Okay, I find myself with some time now, so here are my thoughts:
Regardless of what software you use, a forum is better than a mailing list for this sort of thing. Moderation, editing, categorisation, formatting - all better.
We chose Discourse 3 years ago because it seemed the most actively developed and user-friendly. It has an API (rather poorly documented, it has to be said, but it is how the JS front end communicates with the Ruby backend, so is always being “dogfooded”) so it can be driven by 3rd parties. It also has good email support (the devs maintain that email should be supported as a 1st-class interactoin method). The dev/user community at meta.discourse.org is excellent
It also supports 3rd party login (twitter, facebook, google, yahoo, github, instagram) which is great for encouraging guests to post.

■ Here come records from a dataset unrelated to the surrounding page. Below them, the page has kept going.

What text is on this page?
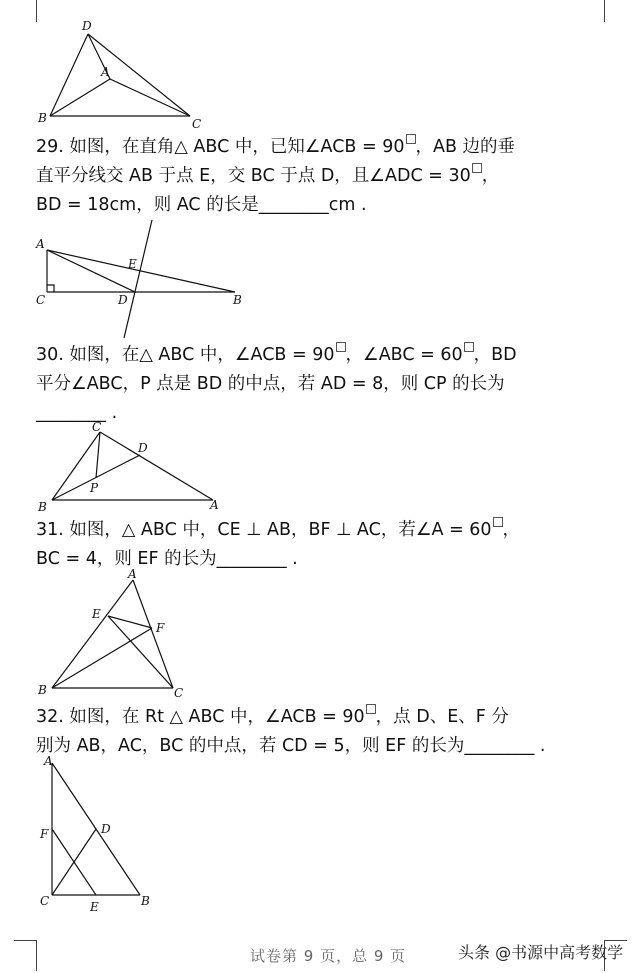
D
A
B	C
29. 如图，在直角△ ABC 中，已知∠ACB = 90 ，AB 边的垂
直平分线交 AB 于点 E，交 BC 于点 D，且∠ADC = 30 ，
BD = 18cm，则 AC 的长是________cm .
A
E
C	D	B
30. 如图，在△ ABC 中，∠ACB = 90 ，∠ABC = 60 ，BD
平分∠ABC，P 点是 BD 的中点，若 AD = 8，则 CP 的长为
________ .
C
D
P
B	A
31. 如图，△ ABC 中，CE ⊥ AB，BF ⊥ AC，若∠A = 60 ，
BC = 4，则 EF 的长为________ .
A
E
F
B	C
32. 如图，在 Rt △ ABC 中，∠ACB = 90 ，点 D、E、F 分
别为 AB，AC，BC 的中点，若 CD = 5，则 EF 的长为________ .
A
F	D
C	E	B
试卷第 9 页，总 9 页	头条 @书源中高考数学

Permissions (and linking them to our membership system) has been the most important factor I think. Being able to restrict parts of the site to paying members, and allowing various permissions groups to have @handles is impossible with a mailing list.
As for organisation, we suffer from Category sprawl, which is a familiar problem for all forum owners. We could probably slash their number in half and not feel a thing Tags are enabled, but nobody uses them. IMO, they need curating to work properly and nobody has time for that. General, Private, Off-Topic, Events and Admin is probably your minimum viable set of Categories.

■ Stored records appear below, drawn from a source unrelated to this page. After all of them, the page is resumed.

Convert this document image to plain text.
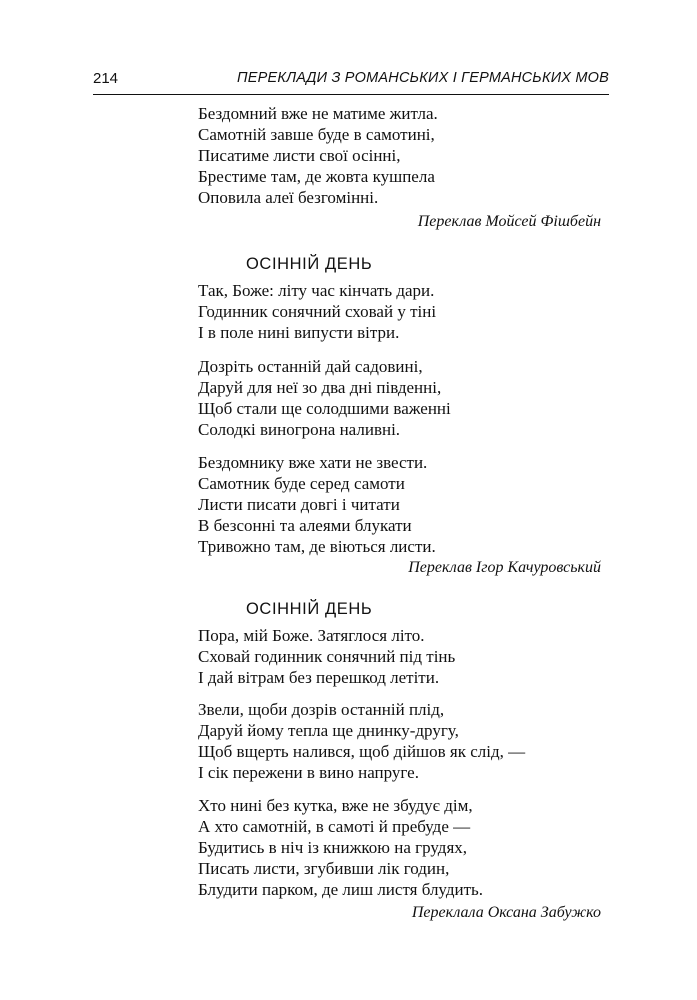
214	ПЕРЕКЛАДИ З РОМАНСЬКИХ І ГЕРМАНСЬКИХ МОВ
Бездомний вже не матиме житла.
Самотній завше буде в самотині,
Писатиме листи свої осінні,
Брестиме там, де жовта кушпела
Оповила алеї безгомінні.
Переклав Мойсей Фішбейн
ОСІННІЙ ДЕНЬ
Так, Боже: літу час кінчать дари.
Годинник сонячний сховай у тіні
І в поле нині випусти вітри.
Дозріть останній дай садовині,
Даруй для неї зо два дні південні,
Щоб стали ще солодшими важенні
Солодкі виногрона наливні.
Бездомнику вже хати не звести.
Самотник буде серед самоти
Листи писати довгі і читати
В безсонні та алеями блукати
Тривожно там, де віються листи.
Переклав Ігор Качуровський
ОСІННІЙ ДЕНЬ
Пора, мій Боже. Затяглося літо.
Сховай годинник сонячний під тінь
І дай вітрам без перешкод летіти.
Звели, щоби дозрів останній плід,
Даруй йому тепла ще днинку-другу,
Щоб вщерть налився, щоб дійшов як слід, —
І сік пережени в вино напруге.
Хто нині без кутка, вже не збудує дім,
А хто самотній, в самоті й пребуде —
Будитись в ніч із книжкою на грудях,
Писать листи, згубивши лік годин,
Блудити парком, де лиш листя блудить.
Переклала Оксана Забужко
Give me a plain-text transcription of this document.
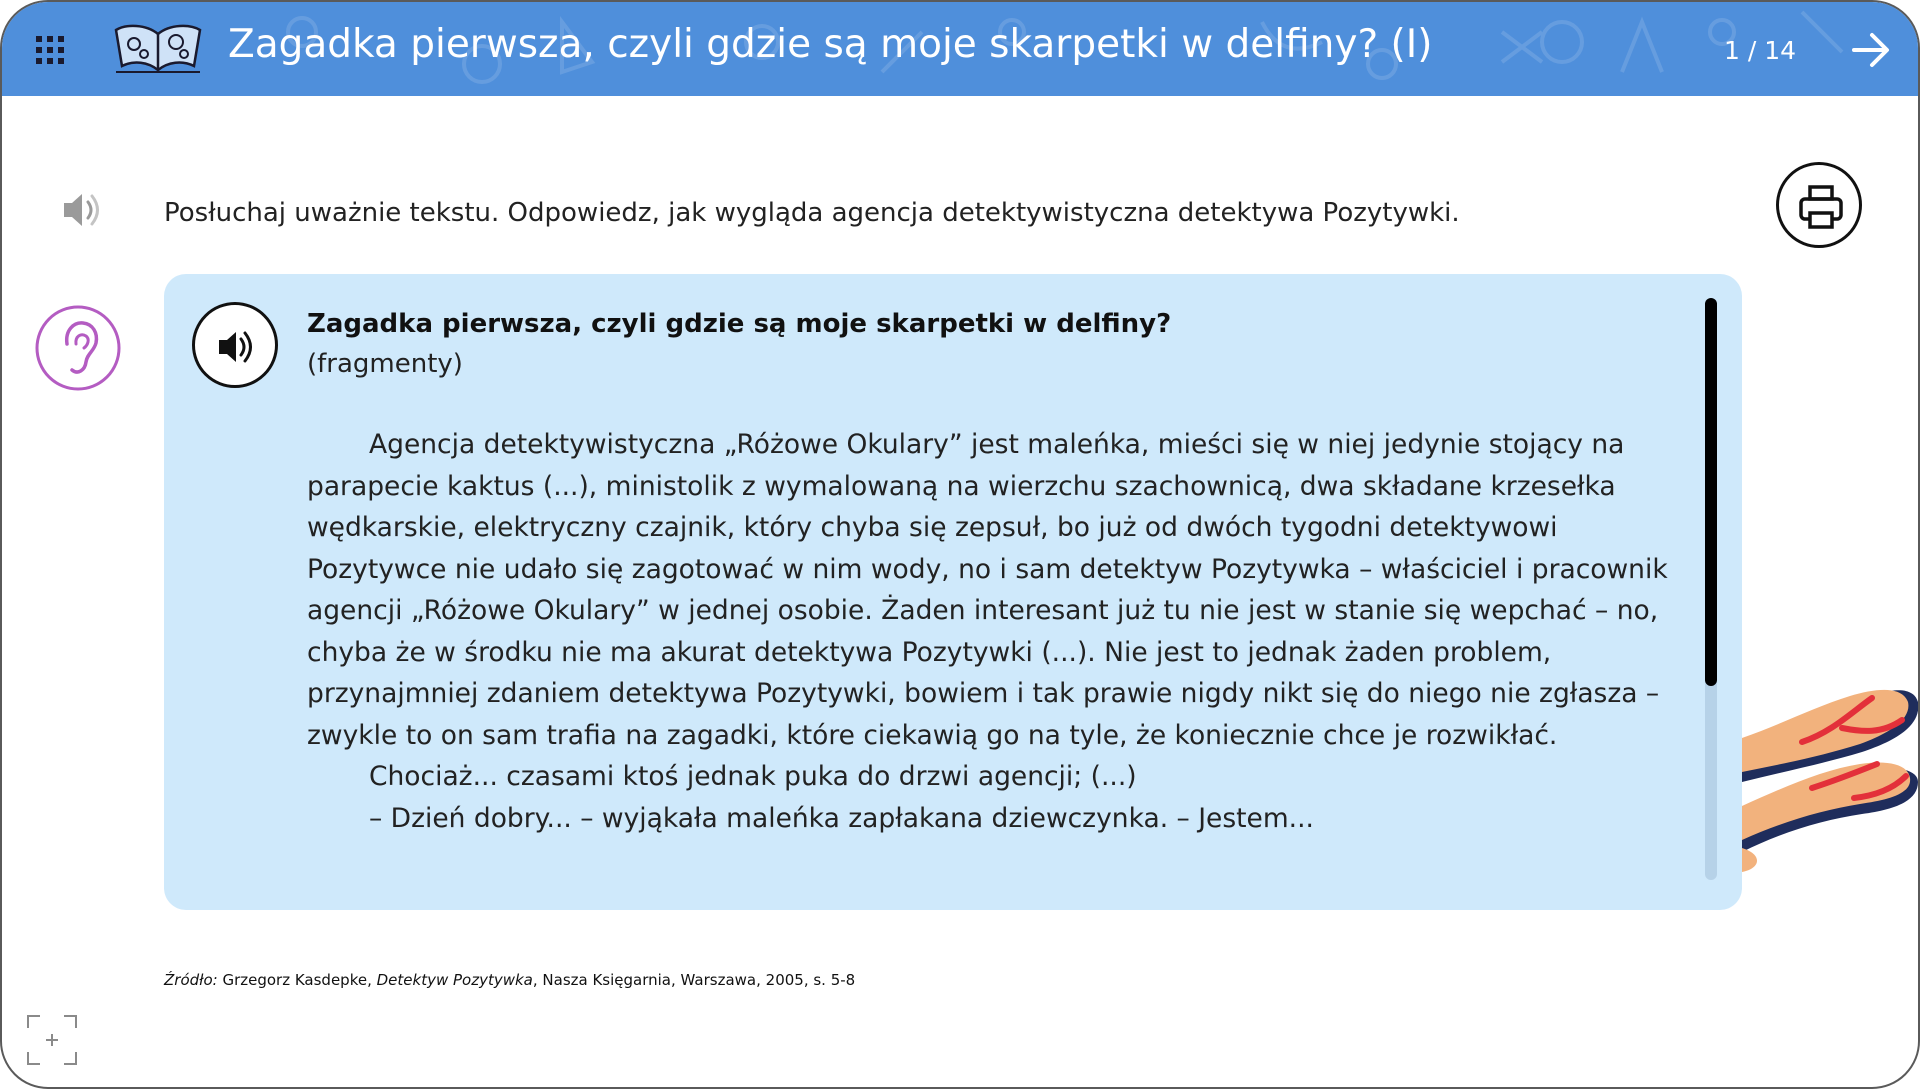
Zagadka pierwsza, czyli gdzie są moje skarpetki w delfiny? (I)	1 / 14
Posłuchaj uważnie tekstu. Odpowiedz, jak wygląda agencja detektywistyczna detektywa Pozytywki.

Zagadka pierwsza, czyli gdzie są moje skarpetki w delfiny?

(fragmenty)

Agencja detektywistyczna „Różowe Okulary” jest maleńka, mieści się w niej jedynie stojący na parapecie kaktus (...), ministolik z wymalowaną na wierzchu szachownicą, dwa składane krzesełka wędkarskie, elektryczny czajnik, który chyba się zepsuł, bo już od dwóch tygodni detektywowi Pozytywce nie udało się zagotować w nim wody, no i sam detektyw Pozytywka – właściciel i pracownik agencji „Różowe Okulary” w jednej osobie. Żaden interesant już tu nie jest w stanie się wepchać – no, chyba że w środku nie ma akurat detektywa Pozytywki (...). Nie jest to jednak żaden problem, przynajmniej zdaniem detektywa Pozytywki, bowiem i tak prawie nigdy nikt się do niego nie zgłasza – zwykle to on sam trafia na zagadki, które ciekawią go na tyle, że koniecznie chce je rozwikłać.

Chociaż... czasami ktoś jednak puka do drzwi agencji; (...)

– Dzień dobry... – wyjąkała maleńka zapłakana dziewczynka. – Jestem...

Źródło: Grzegorz Kasdepke, Detektyw Pozytywka, Nasza Księgarnia, Warszawa, 2005, s. 5-8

Discourse does have some idiosyncracies - many due to the devs’ aim to encourage high-quality conversations. This can be annoying when you have a pre-built community who don’t need persuading. So you can turn off settings for flood control, minimum post length, duplicate topic titles etc.

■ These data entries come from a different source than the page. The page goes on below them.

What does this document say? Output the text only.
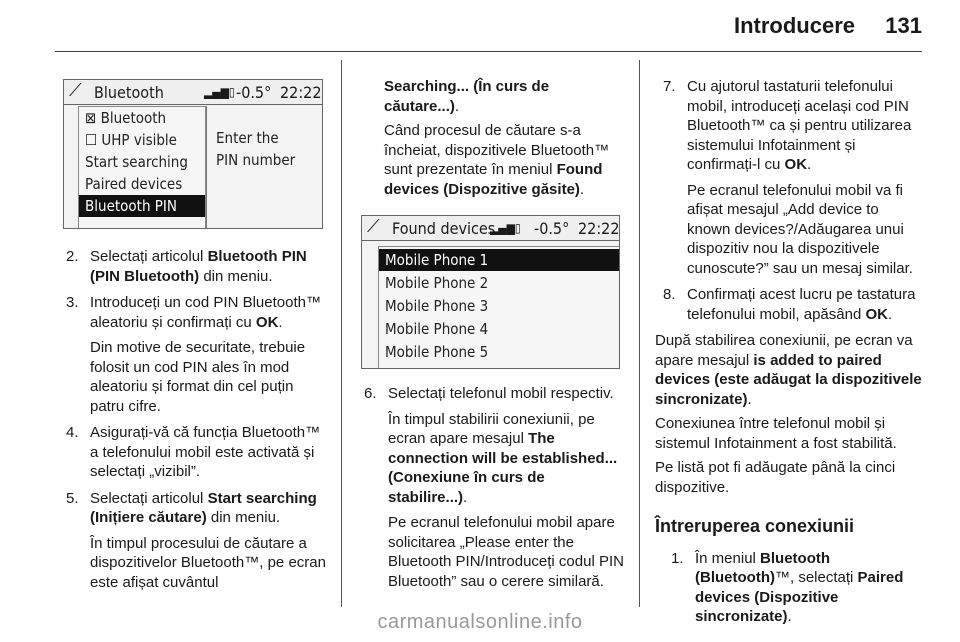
Introducere 131
⟋ Bluetooth	▂▄▆▯ -0.5° 22:22
⊠ Bluetooth
☐ UHP visible
Start searching
Paired devices
Bluetooth PIN
Enter the
PIN number
⟋ Found devices
▂▄▆▯ -0.5° 22:22
Mobile Phone 1
Mobile Phone 2
Mobile Phone 3
Mobile Phone 4
Mobile Phone 5
2. Selectați articolul Bluetooth PIN (PIN Bluetooth) din meniu.

3. Introduceți un cod PIN Bluetooth™ aleatoriu și confirmați cu OK.

Din motive de securitate, trebuie folosit un cod PIN ales în mod aleatoriu și format din cel puțin patru cifre.

4. Asigurați-vă că funcția Bluetooth™ a telefonului mobil este activată și selectați „vizibil”.

5. Selectați articolul Start searching (Inițiere căutare) din meniu.

În timpul procesului de căutare a dispozitivelor Bluetooth™, pe ecran este afișat cuvântul

Searching... (În curs de căutare...).

Când procesul de căutare s-a încheiat, dispozitivele Bluetooth™ sunt prezentate în meniul Found devices (Dispozitive găsite).

6. Selectați telefonul mobil respectiv.

În timpul stabilirii conexiunii, pe ecran apare mesajul The connection will be established... (Conexiune în curs de stabilire...).

Pe ecranul telefonului mobil apare solicitarea „Please enter the Bluetooth PIN/Introduceți codul PIN Bluetooth” sau o cerere similară.

7. Cu ajutorul tastaturii telefonului mobil, introduceți același cod PIN Bluetooth™ ca și pentru utilizarea sistemului Infotainment și confirmați-l cu OK.

Pe ecranul telefonului mobil va fi afișat mesajul „Add device to known devices?/Adăugarea unui dispozitiv nou la dispozitivele cunoscute?” sau un mesaj similar.

8. Confirmați acest lucru pe tastatura telefonului mobil, apăsând OK.

După stabilirea conexiunii, pe ecran va apare mesajul is added to paired devices (este adăugat la dispozitivele sincronizate).

Conexiunea între telefonul mobil și sistemul Infotainment a fost stabilită.

Pe listă pot fi adăugate până la cinci dispozitive.

Întreruperea conexiunii
1. În meniul Bluetooth (Bluetooth)™, selectați Paired devices (Dispozitive sincronizate).

carmanualsonline.info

Trust Levels are a neat idea. They basically grant “soft” moderation powers to very regular users. Via the API, all paying members are TL3 by default (can move topics and edit titles). You can effectively disable the system by setting the thresholds to ludicrous values.
We’ve done some CSS edits (there is a theming system so you can keep all these edits in one place - they’re non-destructive). Mostly to remove parts of the UI that are only really useful for large forums. You can also use the theming system to insert JS into the /head of every page., which allows for some neat hacks.
Administrating it is part painless, part painful. If you can do it from the Admin pages, it’s a joy, but if you need to install/remove a plugin, or do other low-level malarky, you’re off to the command line. It runs in a docker container, which needs to be rebuilt for evey plugin install/remove. Can take 15m or so. It’s a sophisticated bit of software, not a handful of dumb php files that you can hack at with Notepad.
I’ll leave it there, or this will get hard to read. Long story short: I would recommend it, despite its flaws. I’d be happy to talk more, but I’m off on holiday tomorrow morning. @tomnewsom me on Telegram next Sunday
If you’re in a rush, then I suggest spooling up a cloud server, installing the software and inviting a handful of users to kick the tires. Send me an invite if you do!